Traitement : Induction

Type d'étude : Hors ciblage moléculaire

Dernière MÀJ : 28/01/2020
Titre
Spécialité(s)
CIM10 - Localisation(s)
Informations principales
Titre : A Phase 2, Open-Label Study of Ixazomib+Daratumumab+Dexamethasone (IDd) in Relapsed and/or Refractory Multiple Myeloma (RRMM)

Spécialité : Tissus lymphoïde, hématopoïétique et apparentés
Localisation : C90 - Myélome multiple et tumeurs malignes à plasmocytes
Schéma
Phase
Stade
Ligne(s)
Informations complémentaires
Schéma : The regimen being tested in this study is the combination of ixazomib, daratumumab, and dexamethasone. This study will look at the efficacy and safety of Ixazomib + Daratumumab + Dexamethasone (IDd) in people who have relapsed and/or refractory multiple myeloma (RRMM).
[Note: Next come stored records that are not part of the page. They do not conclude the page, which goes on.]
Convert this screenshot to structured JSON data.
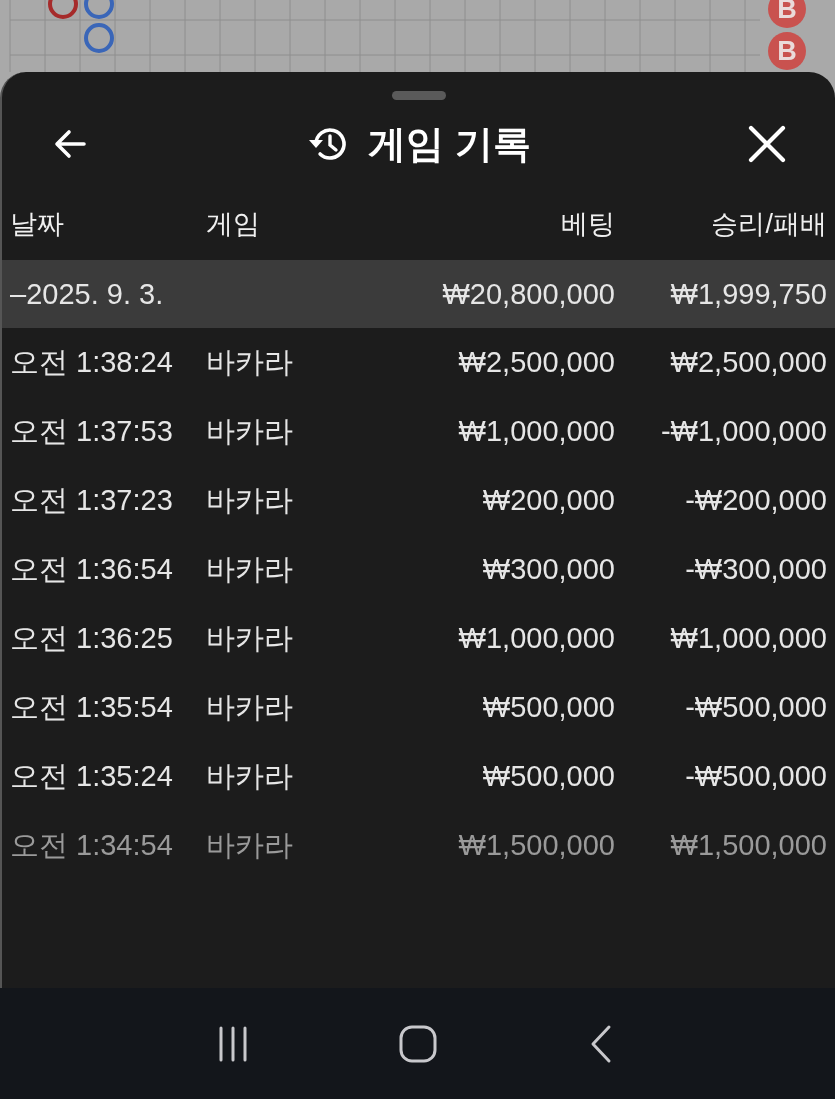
{
  "background_board": {
    "badges": [
      "B",
      "B"
    ]
  },
  "header": {
    "title": "게임 기록"
  },
  "table": {
    "columns": [
      "날짜",
      "게임",
      "베팅",
      "승리/패배"
    ],
    "group": {
      "date": "–2025. 9. 3.",
      "bet": "₩20,800,000",
      "result": "₩1,999,750"
    },
    "rows": [
      {
        "time": "오전 1:38:24",
        "game": "바카라",
        "bet": "₩2,500,000",
        "result": "₩2,500,000",
        "faded": false
      },
      {
        "time": "오전 1:37:53",
        "game": "바카라",
        "bet": "₩1,000,000",
        "result": "-₩1,000,000",
        "faded": false
      },
      {
        "time": "오전 1:37:23",
        "game": "바카라",
        "bet": "₩200,000",
        "result": "-₩200,000",
        "faded": false
      },
      {
        "time": "오전 1:36:54",
        "game": "바카라",
        "bet": "₩300,000",
        "result": "-₩300,000",
        "faded": false
      },
      {
        "time": "오전 1:36:25",
        "game": "바카라",
        "bet": "₩1,000,000",
        "result": "₩1,000,000",
        "faded": false
      },
      {
        "time": "오전 1:35:54",
        "game": "바카라",
        "bet": "₩500,000",
        "result": "-₩500,000",
        "faded": false
      },
      {
        "time": "오전 1:35:24",
        "game": "바카라",
        "bet": "₩500,000",
        "result": "-₩500,000",
        "faded": false
      },
      {
        "time": "오전 1:34:54",
        "game": "바카라",
        "bet": "₩1,500,000",
        "result": "₩1,500,000",
        "faded": true
      }
    ]
  }
}
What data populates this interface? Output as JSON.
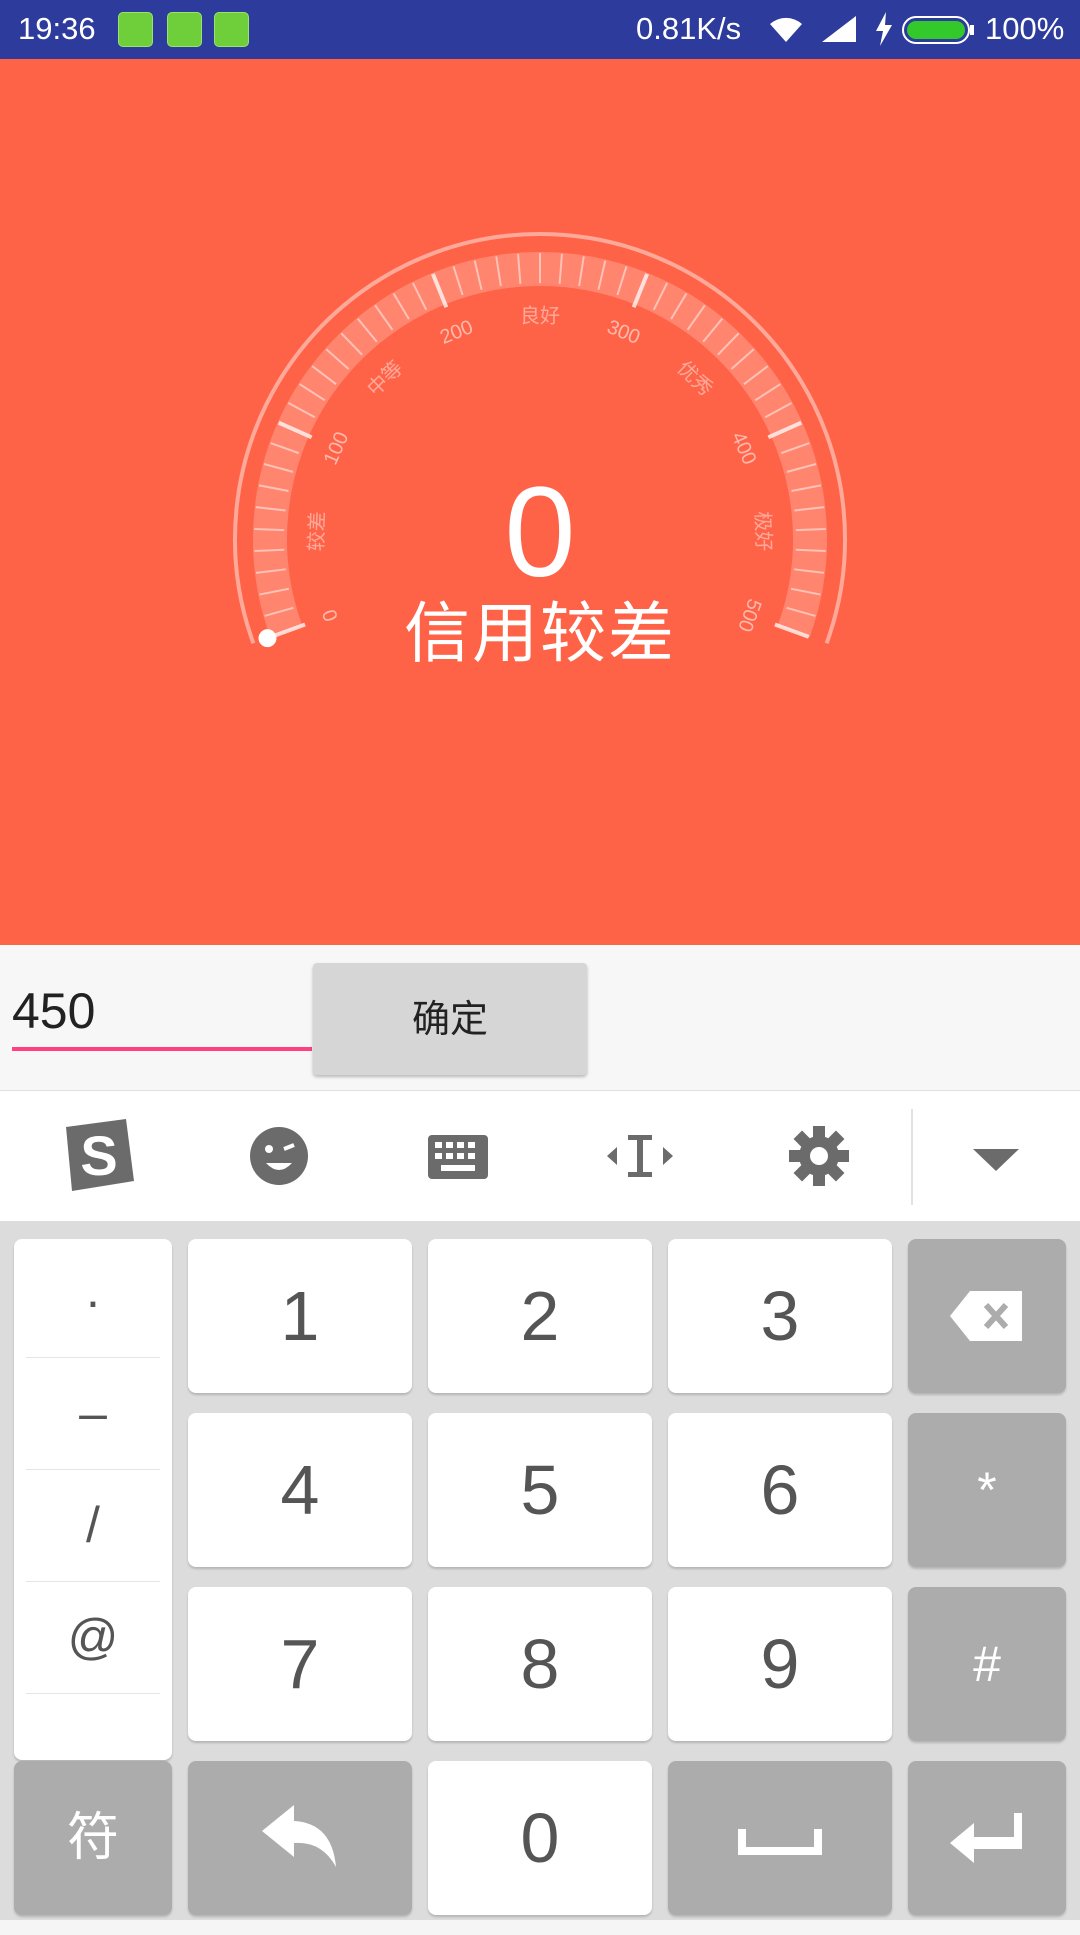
{
  "status_bar": {
    "time": "19:36",
    "net_speed": "0.81K/s",
    "battery_pct": "100%",
    "app_icons": [
      "battery-app-icon",
      "android-app-icon",
      "android-app-icon"
    ]
  },
  "gauge": {
    "score": "0",
    "level_text": "信用较差",
    "scale_numbers": [
      "0",
      "100",
      "200",
      "300",
      "400",
      "500"
    ],
    "scale_labels": [
      "较差",
      "中等",
      "良好",
      "优秀",
      "极好"
    ],
    "colors": {
      "background": "#ff6347",
      "text": "#ffffff"
    }
  },
  "input": {
    "value": "450",
    "confirm_label": "确定",
    "underline_color": "#ff4081"
  },
  "keyboard_toolbar": {
    "icons": [
      "sogou-logo-icon",
      "emoji-icon",
      "keyboard-icon",
      "cursor-move-icon",
      "gear-icon",
      "collapse-down-icon"
    ]
  },
  "keyboard": {
    "symbols": [
      "·",
      "–",
      "/",
      "@"
    ],
    "digits": [
      "1",
      "2",
      "3",
      "4",
      "5",
      "6",
      "7",
      "8",
      "9",
      "0"
    ],
    "star": "*",
    "hash": "#",
    "symbol_key": "符"
  }
}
The study will enroll approximately 60 patients. Participants will be assigned to the treatment group:

• Ixazomib 4.0 mg + Daratumumab 16.0 mg/kg + Dexamethasone 20 mg
All participants will be asked to take Ixazomib on Days 1, 8 and 15 of each 28-day cycle plus Daratumumab on Days 1, 8, 15 and 22 of each 28-day cycle for Cycles 1 and 2, on Days 1 and 15 of each 28-day cycle for Cycles 3 through 6 and on Day 1 of each 28-day cycle for Cycle 7 and beyond plus Dexamethasone orally on Days 1, 2, 8, 9, 15, 16, 22 and 23 of each 28-day cycle.

This multi-center trial will be conducted worldwide. The overall time to participate in this study is 5 years. Participants will make multiple visits to the clinic, and every 12 weeks after PD until death or termination of the study by the sponsor.

Current primary outcome:
Percentage of Participants With Very Good Partial Response (VGPR) or Better [ Time Frame: Up to 3 years ]
Response will be assessed using International Myeloma Working Group (IMWG) Criteria. VGPR is defined as serum and urine M-protein detectable by immunofixation but not on electrophoresis or 90% or greater reduction in serum M-protein plus urine M-protein level <100 mg per 24 hours.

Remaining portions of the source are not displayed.